Posted by: Judy | March 27, 2014


Sometimes, it’s me and God against the world, and sometimes it’s just me.

This is something I said to myself for years.

I’ve learned God is always there. I understand that the problem is I don’t always hear Him. Sometimes it’s a matter of me not recognizing the answer. A lot of times it’s because my mind is cluttered with lots of stuff whirling around. Current stuff, past stuff, future stuff.

There are times when I think I should center my focus on my faith… I know a lot of people who think that means focusing on their religion. I’ve made the attempt of focusing only on my religious faith… Oh. I wondered what the difference was.

I don’t think faith is religious. However, religion does help develop faith. It offers classes, and church offers the opportunity to practice. I’ve heard this analogy before, but it didn’t have the same impact. Some of those people practicing enjoy the explosions, want to see others fail for a myriad of reasons, and figure it is their job to make sure everyone is doing it the right way, by their definition.

Sometimes, the teacher (God) intervenes. Sometimes, He waits to see how things play out. Fortunately, He knows the end from the beginning, so He isn’t waiting to see if it works out; He is waiting for us to prove to ourselves who we are. He is giving us the opportunity to work things out, to practice what we learn.

There were years when I focused my attention on my religious faith. I couldn’t understand why nothing changed. Nothing improved.

Sort of like studying a pencil. You can learn all there is to know about the lead, the wood, and the eraser, but unless you learn to draw and write, it’s a useless tool.

What pulled me out of the hole I was in? 9/11.

I blinked and discovered a wide world I knew nothing about. What was more difficult for me was realizing how my self-righteous pride created the blindness. I’d worked a summer in Yellowstone, lived in Thailand as a missionary for sixteen months, spent a summer in England, with trips to Scotland, Holland, and France, acquired enough college credits to have a Bachelors, worked for the airlines, owned a horse and a dog, and so much more. I believed myself world wise but aloof. Above it all.

9/11 connected me to the world in a way I never had before. My world, as I knew it, was obliterated.

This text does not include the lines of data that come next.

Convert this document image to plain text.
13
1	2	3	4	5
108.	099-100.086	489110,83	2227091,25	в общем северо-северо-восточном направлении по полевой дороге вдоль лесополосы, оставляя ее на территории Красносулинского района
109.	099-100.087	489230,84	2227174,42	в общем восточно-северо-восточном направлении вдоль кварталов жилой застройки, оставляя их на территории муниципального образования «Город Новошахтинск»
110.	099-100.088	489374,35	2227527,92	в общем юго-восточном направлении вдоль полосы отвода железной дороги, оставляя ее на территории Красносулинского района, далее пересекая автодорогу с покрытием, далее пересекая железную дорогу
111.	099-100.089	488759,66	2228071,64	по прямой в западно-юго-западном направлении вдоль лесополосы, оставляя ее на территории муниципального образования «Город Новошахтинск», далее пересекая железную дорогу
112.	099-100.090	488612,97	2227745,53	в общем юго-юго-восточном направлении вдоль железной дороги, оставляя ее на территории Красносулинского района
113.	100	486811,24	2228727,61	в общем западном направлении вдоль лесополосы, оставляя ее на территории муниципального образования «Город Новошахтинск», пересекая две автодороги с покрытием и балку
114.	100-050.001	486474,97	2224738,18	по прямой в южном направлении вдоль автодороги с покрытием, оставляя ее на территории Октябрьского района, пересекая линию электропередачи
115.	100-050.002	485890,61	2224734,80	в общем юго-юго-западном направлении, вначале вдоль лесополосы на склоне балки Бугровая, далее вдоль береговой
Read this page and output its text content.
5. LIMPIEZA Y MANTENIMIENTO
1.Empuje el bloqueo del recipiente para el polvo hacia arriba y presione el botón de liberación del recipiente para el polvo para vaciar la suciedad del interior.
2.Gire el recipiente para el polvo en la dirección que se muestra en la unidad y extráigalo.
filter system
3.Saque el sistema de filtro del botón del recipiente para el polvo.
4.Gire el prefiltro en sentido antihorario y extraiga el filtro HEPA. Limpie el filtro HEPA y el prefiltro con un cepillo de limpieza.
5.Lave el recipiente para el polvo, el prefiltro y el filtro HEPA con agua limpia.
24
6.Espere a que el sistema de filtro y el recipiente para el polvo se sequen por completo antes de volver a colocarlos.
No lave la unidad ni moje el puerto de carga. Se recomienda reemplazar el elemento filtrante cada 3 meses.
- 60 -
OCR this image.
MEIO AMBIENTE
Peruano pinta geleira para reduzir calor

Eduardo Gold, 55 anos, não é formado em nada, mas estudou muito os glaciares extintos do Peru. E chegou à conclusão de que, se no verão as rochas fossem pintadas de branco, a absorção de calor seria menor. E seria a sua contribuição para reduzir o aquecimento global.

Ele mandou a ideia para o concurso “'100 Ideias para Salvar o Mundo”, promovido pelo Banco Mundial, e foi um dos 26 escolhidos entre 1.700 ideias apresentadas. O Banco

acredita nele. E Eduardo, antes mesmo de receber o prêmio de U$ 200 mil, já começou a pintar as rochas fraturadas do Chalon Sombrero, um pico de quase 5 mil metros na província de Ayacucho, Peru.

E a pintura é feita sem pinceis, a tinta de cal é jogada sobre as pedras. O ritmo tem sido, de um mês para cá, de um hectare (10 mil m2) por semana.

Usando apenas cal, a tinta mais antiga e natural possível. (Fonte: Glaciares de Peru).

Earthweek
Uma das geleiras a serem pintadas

I had two choices: Repair my world to resemble what I knew or start over.

I chose to start over. In the last thirteen years, I’ve explored and changed and rearranged my world, over and over and over.

I was proud of being known as a peaceful person to be around. I still am, but I have to mentally shift things around and go to that place in my head. I’m also intense, to the extreme. It makes a lot of people uncomfortable. I usually endeavor to tone it down… I’m not sure I’ve ever been wholly, fully myself… ever. With anyone. I’m always working to curb my emotions, reactions…

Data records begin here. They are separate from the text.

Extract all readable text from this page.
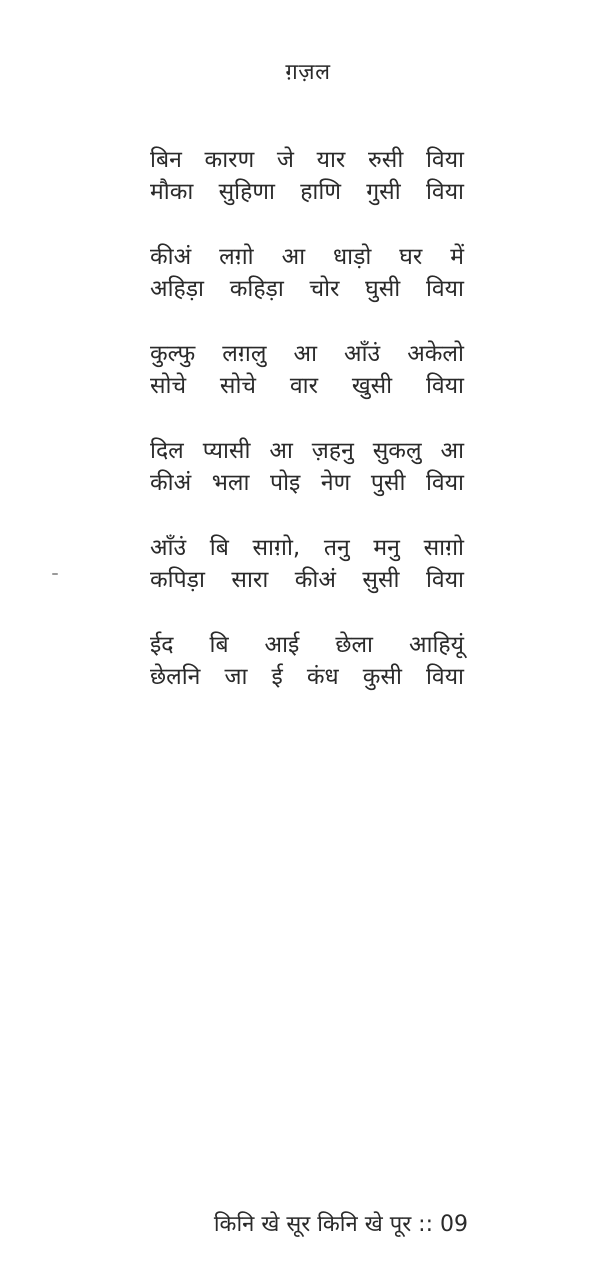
ग़ज़ल
बिन कारण जे यार रुसी विया
मौका सुहिणा हाणि गुसी विया
कीअं लग़ो आ धाड़ो घर में
अहिड़ा कहिड़ा चोर घुसी विया
कुल्फु लग़लु आ आँउं अकेलो
सोचे सोचे वार खुसी विया
दिल प्यासी आ ज़हनु सुकलु आ
कीअं भला पोइ नेण पुसी विया
आँउं बि साग़ो, तनु मनु साग़ो
कपिड़ा सारा कीअं सुसी विया
ईद बि आई छेला आहियूं
छेलनि जा ई कंध कुसी विया
किनि खे सूर किनि खे पूर :: 09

Talking this over with my sister, I’m more myself with her than anyone else. There are a lot of things I don’t have to say or explain because she knows.

Thinking this through, I finally figured out why my writing is struggling. I’ve been reining myself in.

Since I only woke up thirteen years ago, I’m struggling to learn how much I can be myself and how much I need to exercise restraint. Restraint is not necessarily a bad thing. I’ve often complained about the battle for balance. The boundaries are clearer now.

Well, I hadn’t intended to open that can of worms. Done is done.


  1. Welcome to being a teenager….something we didn’t get to do growing up.